Allegedly, the prescription information was intended to help data firms and pharmaceutical manufacturers to target consumers and physicians for marketing and promotional purposes. The plaintiffs asserted, to no avail, that CVS’s failure to include information about the sale of the prescription information in its publicly-available Code of Conduct and Notice of Privacy Practices amounted to a deceptive practice under the UTPCPL. But CVS successfully countered that it lived up to the representations it made in those policies because the information it sold was de-identified in compliance with the Health Information Portability and Accountability Act (HIPAA) – patient names, birthdates, and Social Security numbers were removed from the data.
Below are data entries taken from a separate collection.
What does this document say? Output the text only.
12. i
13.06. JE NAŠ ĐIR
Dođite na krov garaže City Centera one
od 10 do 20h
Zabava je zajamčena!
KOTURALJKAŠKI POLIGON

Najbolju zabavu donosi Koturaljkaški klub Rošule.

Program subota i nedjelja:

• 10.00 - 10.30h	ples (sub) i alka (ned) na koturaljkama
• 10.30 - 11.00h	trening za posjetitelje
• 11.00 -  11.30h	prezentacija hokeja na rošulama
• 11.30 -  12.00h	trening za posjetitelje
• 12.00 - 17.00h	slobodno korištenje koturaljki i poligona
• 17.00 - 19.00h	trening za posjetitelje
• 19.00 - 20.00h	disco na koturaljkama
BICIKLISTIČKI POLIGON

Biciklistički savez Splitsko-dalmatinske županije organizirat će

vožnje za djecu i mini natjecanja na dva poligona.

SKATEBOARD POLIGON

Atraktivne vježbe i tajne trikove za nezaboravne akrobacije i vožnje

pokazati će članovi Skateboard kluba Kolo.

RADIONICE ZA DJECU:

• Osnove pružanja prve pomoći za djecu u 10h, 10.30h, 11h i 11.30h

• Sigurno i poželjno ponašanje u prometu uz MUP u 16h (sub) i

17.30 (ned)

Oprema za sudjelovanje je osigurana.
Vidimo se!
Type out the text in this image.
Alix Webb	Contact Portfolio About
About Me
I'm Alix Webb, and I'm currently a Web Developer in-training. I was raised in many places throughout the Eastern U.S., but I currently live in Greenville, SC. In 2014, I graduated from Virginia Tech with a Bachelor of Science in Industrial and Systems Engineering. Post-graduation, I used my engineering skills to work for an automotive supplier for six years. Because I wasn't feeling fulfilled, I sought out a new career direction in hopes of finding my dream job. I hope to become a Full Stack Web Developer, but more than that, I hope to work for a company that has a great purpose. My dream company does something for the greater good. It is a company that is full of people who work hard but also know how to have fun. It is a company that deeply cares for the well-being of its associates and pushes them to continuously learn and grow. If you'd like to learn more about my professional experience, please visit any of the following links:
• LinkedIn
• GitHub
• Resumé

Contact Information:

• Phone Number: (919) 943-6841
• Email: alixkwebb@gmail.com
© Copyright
Although the information did contain medical histories, drug lists, prescription fill dates, medical diagnoses, and prescribing physician information, the files included no information that could directly identify the patient; therefore, the data did not qualify as personally identifiable health information under HIPAA. Because CVS did not disclose legally-protected information of their consumers, the Judge found the lawsuit could not stand.
Had the data sold not been HIPAA-compliant, the outcome may have been different. But for now, another attack on the practice of selling prescription utilization data for pharmaceutical marketing purposes has effectively been thwarted.